Après avoir grandi en Corée du Sud, Sunshine part au Canada pour étudier l'animation. Après un passage au Japon et en Malaisie, où elle développe ses talents d'illustratrice, elle se spécialise dans le Concept Art, elle repart au Canada. Elle a rejoint officiellement Ubisoft Montréal en 2022.

COMMENT AS-TU COMMENCÉ À JOUER AUX JEUX VIDÉO, EN GRANDISSANT EN CORÉE ? QUEL TYPE DE JOUEUSE ES-TU ?

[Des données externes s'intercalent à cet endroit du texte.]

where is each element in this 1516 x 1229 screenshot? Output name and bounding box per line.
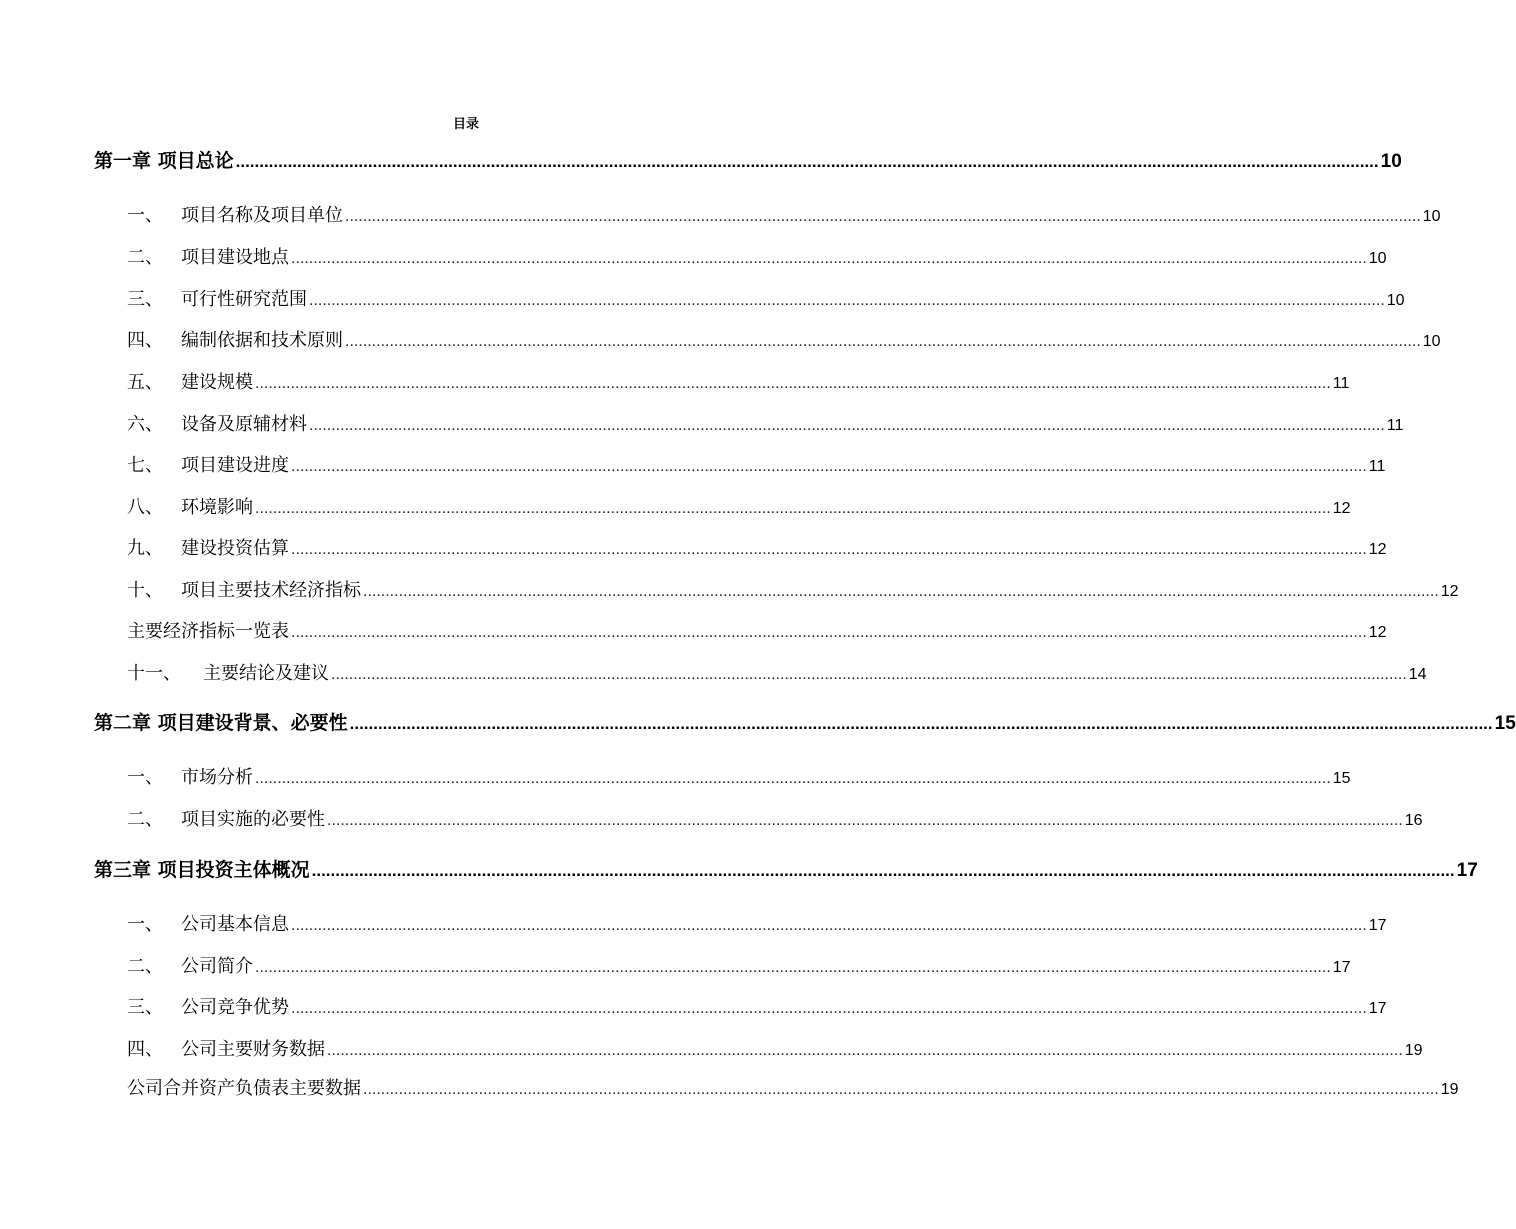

SUNSHINE KIM - Je suis de la vieille génération de la NES. J’avais 5 ou 6 ans quand ma mère m’a offert cette console avec Super Mario 3. Mais je n’avais le droit de jouer qu’une heure environ par jour, après avoir fait tous mes devoirs. Les jeux vidéo sont très populaires en Corée, mais les parents veulent que leurs enfants arrêtent de jouer une fois qu’ils sont « assez grands ». Ma mère m’a « convaincu » de vendre ma NES quand j’avais onze ans, et j’ai lentement perdu tout intérêt pour les jeux jusqu’au lycée. C’est là que j’ai découvert Warcraft III, puis, après avoir terminé le lycée, World of Warcraft, qui m’a vraiment pris beaucoup de temps au début de ma vingtaine. J’avais aussi l’habitude d’aller dans les salles d’arcade avec mes amis et de jouer à Tekken. Mais je n’étais pas bon, et ça me convenait, je n’étais pas un joueur de compétition, c’était juste pour le plaisir. Beaucoup de mes amis, par contre, jouaient à Warcraft de manière compétitive, parce que la compétition était déjà très populaire dans le pays. Ils fouillaient, étudiaient tout le jeu, faisaient une liste des objets dont ils avaient besoin, alors que moi je voyageais sur le continent et je prenais de jolies captures d’écran….. C’est là que j’ai trouvé ce que j’aimais.

COMMENT AS-TU DÉCOUVERT R6S ET POURQUOI CE JEU EST-IL DEVENU SI IMPORTANT POUR TOI ?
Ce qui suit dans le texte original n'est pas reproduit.